Infinite Possibility is the best brass tacks discussion of how to meet that challenge that I’ve read. Early in the book, Joe Pine states that what we desperately need in business today is experience innovation.
“Why? Because we are now in an Experience Economy, where experiences—memorable events that engage people in inherently personal ways—have become the predominant economic offering. It eclipsed the Service Economy that flowered in the latter half of the twentieth century, which in turn superseded the Industrial Economy, which itself supplanted the Agrarian Economy.”
At face value, that’s good news for the fly tackle dealer. After all, they are in the experience business, aren’t they? But alas, turning that platform into a profit reality is far more complex than making friends with the Internet, and on the other hand, offering coffee and donuts in the shop.
What most of us in this business are really wrestling with—the gorilla in the room, so to speak—is the issue of commoditization. Sure, if you’re dealing in flies by a destination river, maybe that commodity is the foundation of a successful operation. But sooner or later, be that through Big Box, online sales, direct sales, or something else, we run into a competitor that has an advantage, at least when it comes to selling rods, reels, lines, and bugs like hammers and nails, or sugar and spices.

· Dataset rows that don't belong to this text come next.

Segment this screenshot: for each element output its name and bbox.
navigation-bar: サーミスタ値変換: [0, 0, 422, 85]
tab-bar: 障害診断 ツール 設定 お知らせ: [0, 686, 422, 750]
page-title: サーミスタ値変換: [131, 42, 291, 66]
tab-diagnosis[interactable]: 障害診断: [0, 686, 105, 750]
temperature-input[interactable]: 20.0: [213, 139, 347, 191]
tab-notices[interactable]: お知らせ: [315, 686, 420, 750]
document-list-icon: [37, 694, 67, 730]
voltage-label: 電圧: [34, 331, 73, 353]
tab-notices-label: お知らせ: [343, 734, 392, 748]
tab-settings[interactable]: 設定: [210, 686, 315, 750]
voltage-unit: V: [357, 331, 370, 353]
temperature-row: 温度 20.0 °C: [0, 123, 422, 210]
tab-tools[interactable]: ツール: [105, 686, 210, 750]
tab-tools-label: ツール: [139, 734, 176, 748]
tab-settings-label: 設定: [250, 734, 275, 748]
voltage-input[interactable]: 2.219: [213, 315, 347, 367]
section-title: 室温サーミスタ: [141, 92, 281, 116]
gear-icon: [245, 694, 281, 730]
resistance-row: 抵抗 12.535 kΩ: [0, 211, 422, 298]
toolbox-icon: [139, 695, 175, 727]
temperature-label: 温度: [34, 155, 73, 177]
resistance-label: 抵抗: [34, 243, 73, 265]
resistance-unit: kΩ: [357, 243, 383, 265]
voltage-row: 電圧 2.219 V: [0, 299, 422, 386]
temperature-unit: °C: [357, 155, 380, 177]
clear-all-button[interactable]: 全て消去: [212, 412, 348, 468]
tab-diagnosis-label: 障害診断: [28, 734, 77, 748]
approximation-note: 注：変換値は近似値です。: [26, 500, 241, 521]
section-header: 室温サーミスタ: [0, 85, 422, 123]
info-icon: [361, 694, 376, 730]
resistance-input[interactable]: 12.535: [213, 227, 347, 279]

If you’re trying to get your mind around all of these things (and who is not?), I recommend reading this book. It will help you take a closer look at your business model, and also help you move away from selling “things” to selling “experiences” in a way that matters. You don’t need an advanced business degree to decipher the lessons here. It’s all laid out in a plainspoken, honest format. It will help you fuse the real and the virtual realms for effect.
Ultimately, unlike many business-focused books that point out how high your hill to climb really is, reading this book will make you sense what can happen. It will make you realize you may be in a catbird’s seat, and it will motivate you to control your destiny.
2 Comments
I cannot recommend more strongly reading The Experience Economy by Joseph Pine before or with this book. There is a new Updated Edition and it is exactly what our industry needs right now. I heard Joesph speak at the OIA Rendezvous last October in Portland and he was great.
Here is a link to his site: http://www.strategichorizons.com/expEconomy.html
Go there and watch the video “The Progression of Economic Value”.
Good series of vids… well done.
I’m quite sure the book is chuck full as well
But getting the FFI to grasp these well thought out ideas, that’s another kettle of fish.